If you don't mind the hight, I can fab up a box for you, I purchased extra material just for this.
 
thanks for the offer superrunner..if you have a bypass valve and short 112 snout though!!?

depending upon time, (and availability of metal tomorow morning) i will have the box made by tomorrow evening, except for the lid having the hole cut in it for sc..and hole for bypass valve as i dont have one..and the final facing off in the machine shop..

thats the plan anyway.steel...to mate to lower manifold..ok sc will exit though hood.but not by too much..my other range rover has a 2inch scoop out of bonnet anyway to keep everything cool..

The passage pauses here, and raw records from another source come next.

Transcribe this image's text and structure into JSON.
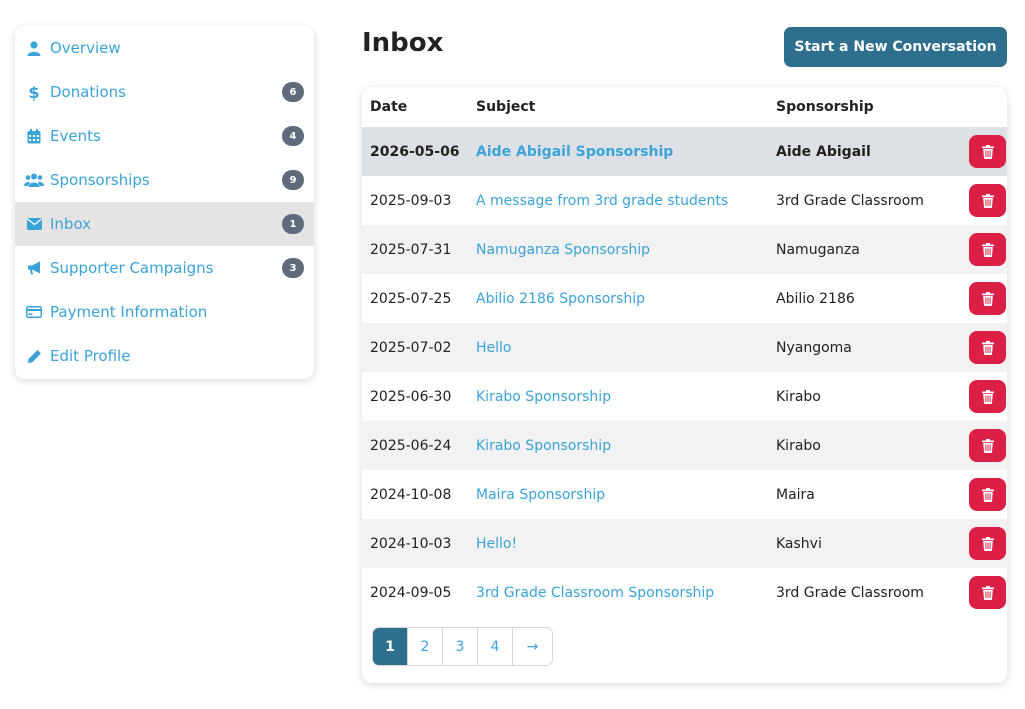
{
  "sidebar": {
    "items": [
      {
        "label": "Overview",
        "icon": "user-icon",
        "badge": null
      },
      {
        "label": "Donations",
        "icon": "dollar-icon",
        "badge": "6"
      },
      {
        "label": "Events",
        "icon": "calendar-icon",
        "badge": "4"
      },
      {
        "label": "Sponsorships",
        "icon": "users-icon",
        "badge": "9"
      },
      {
        "label": "Inbox",
        "icon": "envelope-icon",
        "badge": "1"
      },
      {
        "label": "Supporter Campaigns",
        "icon": "megaphone-icon",
        "badge": "3"
      },
      {
        "label": "Payment Information",
        "icon": "credit-card-icon",
        "badge": null
      },
      {
        "label": "Edit Profile",
        "icon": "pencil-icon",
        "badge": null
      }
    ]
  },
  "page": {
    "title": "Inbox",
    "new_conversation_label": "Start a New Conversation"
  },
  "table": {
    "headers": {
      "date": "Date",
      "subject": "Subject",
      "sponsorship": "Sponsorship"
    },
    "rows": [
      {
        "date": "2026-05-06",
        "subject": "Aide Abigail Sponsorship",
        "sponsorship": "Aide Abigail"
      },
      {
        "date": "2025-09-03",
        "subject": "A message from 3rd grade students",
        "sponsorship": "3rd Grade Classroom"
      },
      {
        "date": "2025-07-31",
        "subject": "Namuganza Sponsorship",
        "sponsorship": "Namuganza"
      },
      {
        "date": "2025-07-25",
        "subject": "Abilio 2186 Sponsorship",
        "sponsorship": "Abilio 2186"
      },
      {
        "date": "2025-07-02",
        "subject": "Hello",
        "sponsorship": "Nyangoma"
      },
      {
        "date": "2025-06-30",
        "subject": "Kirabo Sponsorship",
        "sponsorship": "Kirabo"
      },
      {
        "date": "2025-06-24",
        "subject": "Kirabo Sponsorship",
        "sponsorship": "Kirabo"
      },
      {
        "date": "2024-10-08",
        "subject": "Maira Sponsorship",
        "sponsorship": "Maira"
      },
      {
        "date": "2024-10-03",
        "subject": "Hello!",
        "sponsorship": "Kashvi"
      },
      {
        "date": "2024-09-05",
        "subject": "3rd Grade Classroom Sponsorship",
        "sponsorship": "3rd Grade Classroom"
      }
    ]
  },
  "pagination": {
    "pages": [
      "1",
      "2",
      "3",
      "4"
    ],
    "next": "→",
    "current": "1"
  },
  "colors": {
    "link": "#3aa3d8",
    "primary": "#2e6f8e",
    "danger": "#dc1f45",
    "badge": "#5f6b7a"
  }
}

curious, the vac feed to brake servo, from the boosted box..?(via one way valve?)also need a vac feed to the diff lock...whats the best way here?i use vac pumps on the diesels..

gonna need feeds from boosted box to...boost gauge.bypass valve.fuel regulator.pressure sensor for lpg ecu.pressure sensor for lpg vaporiser and no dought others that escape my memory for now..oh and 8 inputs to feed the lpg pipes down the tracks,though with i may install them into the lower manifold.

have i forgotten anything?proberly:p
 
Last edited:
the problem with getting rid of the lower runners is warping.


I was pleasantly surprised by the lack of warping I had on mine. I was really worried about it, because everything SuperRunner said about the intake mating to the heads is absolutely correct. I don't know if I got lucky with my preheat/welding sequence or what, but when I was done, it fit very nicely.

Mark
 
Zen,

Take your vacuum feed from between the throttle body and supercharger intake.

This will give you excellent vaccum without the risk of blowing the one way valve and your power booster with it.

If you do this you diff lock will work off the vacuum as well.

I used a 2 litre swirl tank today as a vacuum tank but any solid alloy or steel tank will suffice.

You can get away with one vac/boost outlet from the manifold and just run it into a small 1" diameter manifold for all the other fittings. This means you only have 1 line to give you grief on the manifold and also lets you place the smaller manifold wherever you want it.